Voltei de Nova York com mais esperança do que imaginava. A Semana do Clima (Climate Week) deste ano surpreendeu em dois aspectos: pela intensidade dos eventos, que mantiveram alta temperatura apesar do contexto geopolítico adverso, e pela consistência de uma narrativa que coloca o Brasil no centro das soluções globais para a crise climática – de forma benéfica para o mundo e para nós mesmos.
Para quem não sabe a Climate Week acontece em paralelo à Assembleia Geral das Nações Unidas. Este ano, ocorreu na semana de 22 a 26 de setembro. Em Nova York, coração financeiro global e polo de disseminação de conhecimento e iniciativas corporativas, a Climate Week é um termômetro da disposição das empresas e investidores para moverem as ações globais para mitigação e adaptação diante das mudanças climáticas. Também funciona como ponto de troca privilegiado entre organizações ambientais e instituições de pesquisa.
O motivo principal da minha viagem foi o seminário Climate Crossroads, organizado por nós, do Mundo Que Queremos, em parceria com a New York University (NYU) e a ECCON Soluções Ambientais. O evento contou com o apoio da Ação da Cidadania, Citrosuco, Coalizão Brasil Clima, Florestas e Agricultura, Instituto Arapyaú, Instituto Clima e Sociedade, Pragma Soluções Sustentáveis, S2F Partners e Vale. E sobretudo uma participação empolgante dos alunos de graduação e pós da NYU. Durante um dia inteiro, especialistas, representantes de empresas e governos debateram oportunidades concretas para enfrentar a crise climática, com foco em agricultura regenerativa, sistemas alimentares resilientes e regeneração florestal produtiva. Ideias que não apenas reduzem emissões, mas também geram emprego, renda e atraem investimentos para o Brasil. Além disso, pude acompanhar outros encontros realizados por organizações parceiras ao longo da semana.
Havia quem temesse um arrefecimento do engajamento climático global, diante do recuo de compromissos por parte de governos e empresas. Mas em Nova York ficou claro que a transição para uma economia de baixas emissões é inevitável. Pressões de investidores, consumidores e reguladores já consolidaram compromissos que não voltam atrás. Mais ainda: os impactos das mudanças climáticas já estão aqui, e isso trouxe à tona a pauta da adaptação – preparar cidades, infraestrutura e, sobretudo, a agricultura para novos regimes de chuvas, secas e eventos extremos.
E é justamente nesse ponto que entra a segunda constatação: o Brasil tem uma oportunidade única. Somos grandes produtores e exportadores de alimentos e energia, e podemos liderar a transição para práticas inovadoras de agricultura regenerativa. Isso significa envolver pequenos e grandes produtores em sistemas que restauram serviços ecossistêmicos: melhorar a qualidade da água, conservar nascentes, manter chuvas, aumentar a biodiversidade e recuperar vegetação nativa e florestal. Com ganhos de produtividade e valorização de mercado, essas práticas aumentam a resiliência dos agricultores diante das intempéries.

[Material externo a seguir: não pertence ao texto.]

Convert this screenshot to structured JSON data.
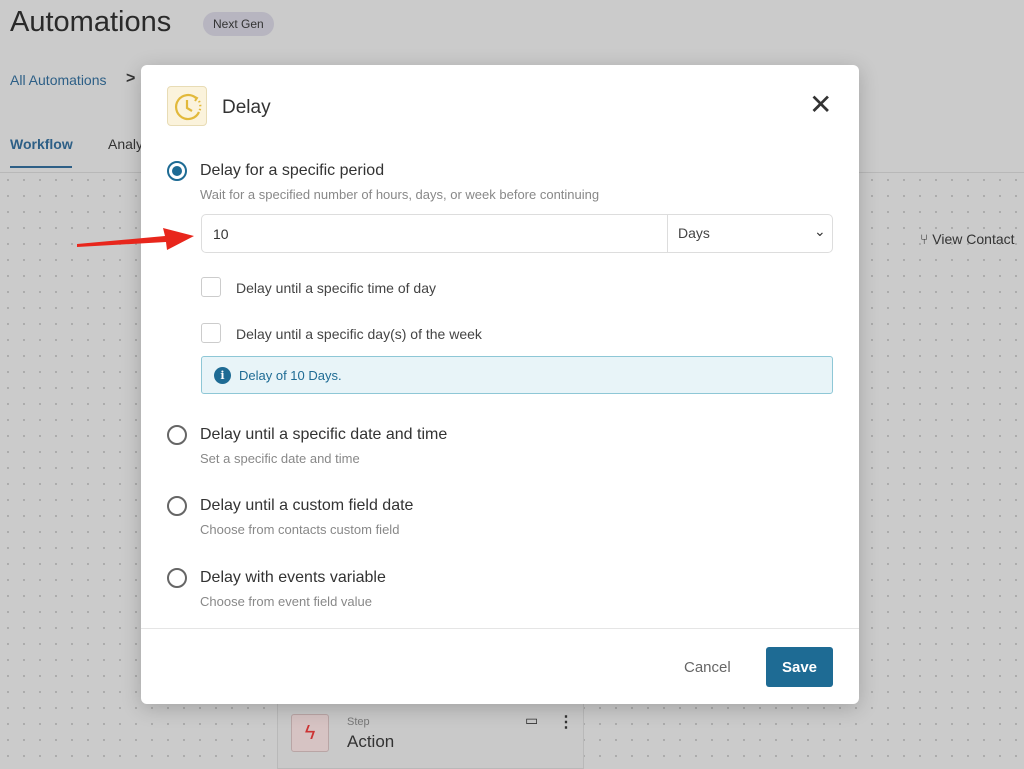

Outra oportunidade evidente é a regeneração florestal. Estimativas apontam até 80 milhões de hectares disponíveis para recuperação na Amazônia. Seja por regeneração passiva, protegendo áreas contra incêndios, seja por regeneração ativa, com plantio de mudas e engajamento de mão de obra local, o Brasil pode gerar empregos de qualidade em regiões de baixa alternativa econômica. Ao mesmo tempo, contribui para atender a urgência global de capturar carbono por meio da fotossíntese em florestas tropicais – um complemento indispensável à redução de emissões por energias limpas e transportes sustentáveis.
Essa visão foi recorrente em diversos painéis e encontros durante a Climate Week, inclusive entre investidores americanos. O Brasil tem diante de si não apenas um dever ambiental, mas uma chance estratégica de se afirmar como protagonista de uma nova economia climática. Como foi apresentado de forma bem direta pelo americano Bruno Laskowsky, partner and Managing Director da Yvy Capital, um fundo especializado na transição verde. “O Brasil tem oportunidade de usar carbono como um dos principais itens da balança comercial”, afirmou em um dos painéis do seminário Climate Crossroads. “Os caras aqui nos Estados Unidos entenderam que Brasil é um key actor para investimentos em crédito e florestas. Creio que os brasileiros saberão enxergar também essa oportunidade.”
Alguns empresários da Amazônia já perceberam. “Só é preciso estabelecer um preço para o carbono florestal e tornar esse mecanismo disponível para os empreendedores locais”, afirmou também no Climate Crossroads o amazonense Denis Minev, presidente da Bemol, maior rede varejista da região. “É a maior oportunidade econômica da minha geração”, resume.